Expectations High For Obama’s ‘Major Address’ To Congress On Health Reform
President Obama plans to address Congress on Wednesday, only a day after lawmakers return from their August break, to spell out in detail his vision for overhauling health care, The Associated Press reports. The move signals that "Democrats have all but given up hope for a bipartisan breakthrough by Senate Finance Committee negotiators," because that committee the only one seeking across-the-aisle compromise had been given a Sept. 15 deadline. Democrats have long pressed the president to offer a more specific plan, and the timing immediately after the recess may help "buck up" those supporters and dispel any advantage opponents gained during the recess (Babington, 9/3).
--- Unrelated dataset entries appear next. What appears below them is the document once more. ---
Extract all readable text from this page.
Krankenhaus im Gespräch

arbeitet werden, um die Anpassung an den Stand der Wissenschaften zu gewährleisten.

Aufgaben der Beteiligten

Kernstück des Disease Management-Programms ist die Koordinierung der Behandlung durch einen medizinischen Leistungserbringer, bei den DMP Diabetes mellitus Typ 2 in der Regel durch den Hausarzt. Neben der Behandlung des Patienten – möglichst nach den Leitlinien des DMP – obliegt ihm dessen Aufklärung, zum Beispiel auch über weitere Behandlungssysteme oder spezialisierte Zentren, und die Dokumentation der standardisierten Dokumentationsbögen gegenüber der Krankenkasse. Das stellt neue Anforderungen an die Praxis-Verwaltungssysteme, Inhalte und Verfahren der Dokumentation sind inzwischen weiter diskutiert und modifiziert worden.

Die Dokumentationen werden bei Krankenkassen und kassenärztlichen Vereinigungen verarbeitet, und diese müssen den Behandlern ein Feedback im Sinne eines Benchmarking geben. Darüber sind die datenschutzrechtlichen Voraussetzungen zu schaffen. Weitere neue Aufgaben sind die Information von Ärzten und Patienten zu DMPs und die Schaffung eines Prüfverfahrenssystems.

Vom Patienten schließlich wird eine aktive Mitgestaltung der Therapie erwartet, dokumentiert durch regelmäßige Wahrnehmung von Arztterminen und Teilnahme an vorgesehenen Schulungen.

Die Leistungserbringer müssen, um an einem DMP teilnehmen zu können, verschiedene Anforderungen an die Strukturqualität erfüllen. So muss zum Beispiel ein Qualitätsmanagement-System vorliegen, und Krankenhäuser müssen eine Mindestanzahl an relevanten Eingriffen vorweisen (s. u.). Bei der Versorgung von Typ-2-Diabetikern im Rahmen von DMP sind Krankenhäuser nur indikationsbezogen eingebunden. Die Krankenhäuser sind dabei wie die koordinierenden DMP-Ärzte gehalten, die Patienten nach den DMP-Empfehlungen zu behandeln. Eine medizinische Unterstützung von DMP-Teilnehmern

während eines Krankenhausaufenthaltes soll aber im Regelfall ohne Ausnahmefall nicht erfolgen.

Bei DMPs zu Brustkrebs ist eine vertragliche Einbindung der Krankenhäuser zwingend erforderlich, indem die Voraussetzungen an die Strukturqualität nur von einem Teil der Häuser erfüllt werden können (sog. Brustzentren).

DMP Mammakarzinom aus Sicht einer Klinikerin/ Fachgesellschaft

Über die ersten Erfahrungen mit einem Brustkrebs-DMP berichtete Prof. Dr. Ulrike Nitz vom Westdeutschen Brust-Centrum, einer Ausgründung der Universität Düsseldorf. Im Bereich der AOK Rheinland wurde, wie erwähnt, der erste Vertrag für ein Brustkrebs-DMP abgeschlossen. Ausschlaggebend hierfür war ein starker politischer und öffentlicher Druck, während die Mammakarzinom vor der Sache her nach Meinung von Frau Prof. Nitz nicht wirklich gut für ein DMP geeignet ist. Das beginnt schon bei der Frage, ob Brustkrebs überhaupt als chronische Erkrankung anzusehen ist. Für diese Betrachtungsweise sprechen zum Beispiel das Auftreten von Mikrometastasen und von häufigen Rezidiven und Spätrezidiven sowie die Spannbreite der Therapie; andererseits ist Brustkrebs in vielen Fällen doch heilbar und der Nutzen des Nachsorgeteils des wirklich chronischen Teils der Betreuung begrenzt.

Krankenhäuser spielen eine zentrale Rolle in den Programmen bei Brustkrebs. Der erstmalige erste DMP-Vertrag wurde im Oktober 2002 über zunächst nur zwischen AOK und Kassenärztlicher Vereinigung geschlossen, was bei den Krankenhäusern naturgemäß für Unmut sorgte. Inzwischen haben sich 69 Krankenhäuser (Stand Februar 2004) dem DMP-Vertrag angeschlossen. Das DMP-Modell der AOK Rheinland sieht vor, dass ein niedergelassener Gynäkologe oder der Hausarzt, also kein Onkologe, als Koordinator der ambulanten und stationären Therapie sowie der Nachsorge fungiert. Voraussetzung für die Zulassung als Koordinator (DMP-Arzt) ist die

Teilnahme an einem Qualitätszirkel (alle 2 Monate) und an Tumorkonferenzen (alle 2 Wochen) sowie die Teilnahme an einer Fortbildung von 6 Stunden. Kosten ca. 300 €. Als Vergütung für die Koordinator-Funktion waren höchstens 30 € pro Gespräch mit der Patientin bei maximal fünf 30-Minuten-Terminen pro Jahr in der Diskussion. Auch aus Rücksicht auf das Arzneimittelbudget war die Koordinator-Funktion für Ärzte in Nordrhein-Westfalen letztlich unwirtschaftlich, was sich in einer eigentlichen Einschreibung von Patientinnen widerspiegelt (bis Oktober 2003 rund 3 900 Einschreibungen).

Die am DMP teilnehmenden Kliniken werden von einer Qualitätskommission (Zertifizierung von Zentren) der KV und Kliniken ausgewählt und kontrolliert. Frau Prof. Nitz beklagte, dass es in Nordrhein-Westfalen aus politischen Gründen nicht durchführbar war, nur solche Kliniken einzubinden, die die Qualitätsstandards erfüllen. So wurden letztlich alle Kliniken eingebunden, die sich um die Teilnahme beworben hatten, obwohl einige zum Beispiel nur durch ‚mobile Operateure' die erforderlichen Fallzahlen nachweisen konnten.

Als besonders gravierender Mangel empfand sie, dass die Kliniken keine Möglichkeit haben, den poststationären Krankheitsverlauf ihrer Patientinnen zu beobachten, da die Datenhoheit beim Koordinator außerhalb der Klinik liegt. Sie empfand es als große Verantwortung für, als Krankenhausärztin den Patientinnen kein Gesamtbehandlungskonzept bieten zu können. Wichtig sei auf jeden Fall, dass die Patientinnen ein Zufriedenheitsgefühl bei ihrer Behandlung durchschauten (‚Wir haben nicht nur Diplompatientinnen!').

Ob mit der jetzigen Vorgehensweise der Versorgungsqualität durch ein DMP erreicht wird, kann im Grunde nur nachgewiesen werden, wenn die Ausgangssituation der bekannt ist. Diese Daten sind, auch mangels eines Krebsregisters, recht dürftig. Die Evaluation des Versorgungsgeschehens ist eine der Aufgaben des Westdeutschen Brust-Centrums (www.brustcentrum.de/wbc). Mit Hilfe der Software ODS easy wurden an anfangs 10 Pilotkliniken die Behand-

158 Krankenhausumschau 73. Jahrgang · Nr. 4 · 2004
However, "officials said Mr. Obama was unlikely to unveil a detailed legislative plan of his own. And they insisted that Mr. Obama had not given up on the provision that has attracted the most fire from the right, a proposal for a government-run competitor to private insurers," The New York Times reports. The speech will likely target the moderate Democrats who may defect from the party and oppose the plan (Pear and Calmes, 9/2).
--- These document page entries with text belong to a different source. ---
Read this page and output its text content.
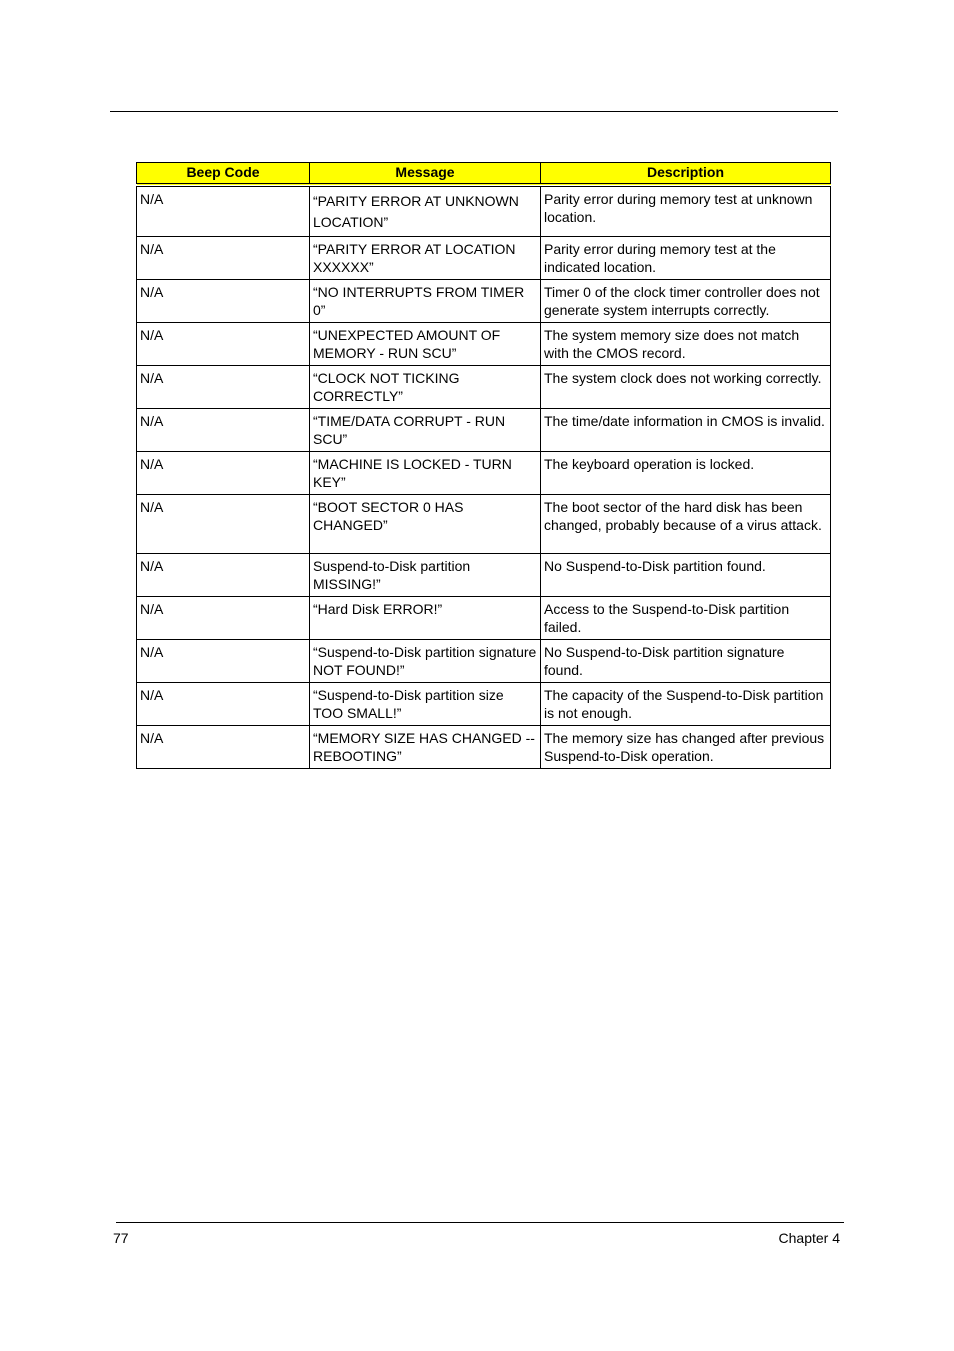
Beep Code	Message	Description
N/A	“PARITY ERROR AT UNKNOWN LOCATION”	Parity error during memory test at unknown location.
N/A	“PARITY ERROR AT LOCATION XXXXXX”	Parity error during memory test at the indicated location.
N/A	“NO INTERRUPTS FROM TIMER 0”	Timer 0 of the clock timer controller does not generate system interrupts correctly.
N/A	“UNEXPECTED AMOUNT OF MEMORY - RUN SCU”	The system memory size does not match with the CMOS record.
N/A	“CLOCK NOT TICKING CORRECTLY”	The system clock does not working correctly.
N/A	“TIME/DATA CORRUPT - RUN SCU”	The time/date information in CMOS is invalid.
N/A	“MACHINE IS LOCKED - TURN KEY”	The keyboard operation is locked.
N/A	“BOOT SECTOR 0 HAS CHANGED”	The boot sector of the hard disk has been changed, probably because of a virus attack.
N/A	Suspend-to-Disk partition MISSING!”	No Suspend-to-Disk partition found.
N/A	“Hard Disk ERROR!”	Access to the Suspend-to-Disk partition failed.
N/A	“Suspend-to-Disk partition signature NOT FOUND!”	No Suspend-to-Disk partition signature found.
N/A	“Suspend-to-Disk partition size TOO SMALL!”	The capacity of the Suspend-to-Disk partition is not enough.
N/A	“MEMORY SIZE HAS CHANGED -- REBOOTING”	The memory size has changed after previous Suspend-to-Disk operation.
77	Chapter 4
The Los Angeles Times reports that aides have talked it up as the most detailed plan yet. "I think the path that he believes we should go [in] will be clear to everyone who hears this speech," said David Axelrod, a senior adviser.
But, expectations for what those details may include are all over the map:
For instance, the LA Times reports that Ralph Neas, who runs a union, health and medical coalition that supports health reform said, "President Obama must become the salesman-in-chief" to regain the political momentum. "The most ambitious and important legislation in 45 years compels such a massive presidential effort" (Nicholas and Hook, 9/3).
McClatchy: "Obama's role next Wednesday will be to 'come to the Capitol and talk to those who support health care' and tell them 'it's time to move forward,' said Rep. Chris Van Hollen, D-Md., an assistant to the speaker. It may not be time yet for the president to spell out details of what he would accept, Van Hollen said, but 'he will get involved in greater measure' during the fall" (Thomma and Lightman, 9/2).
CQ Politics: "President Obama has to step up and sort of tell the American people, 'Here's what we need to do. Here's what we should do. Here's what the health plan should encompass and here's what I think we should fight for,'" Sen. Tom Harkin, D-Iowa, said (Bettelheim, 9/2).
Politico: The content of Obama's presentation is still being debated in the West Wing. Aides have discussed whether to stick to broad principles, or to send specific legislative language to Capitol Hill. Some hybrid is likely, the officials said (Allen, 9/2).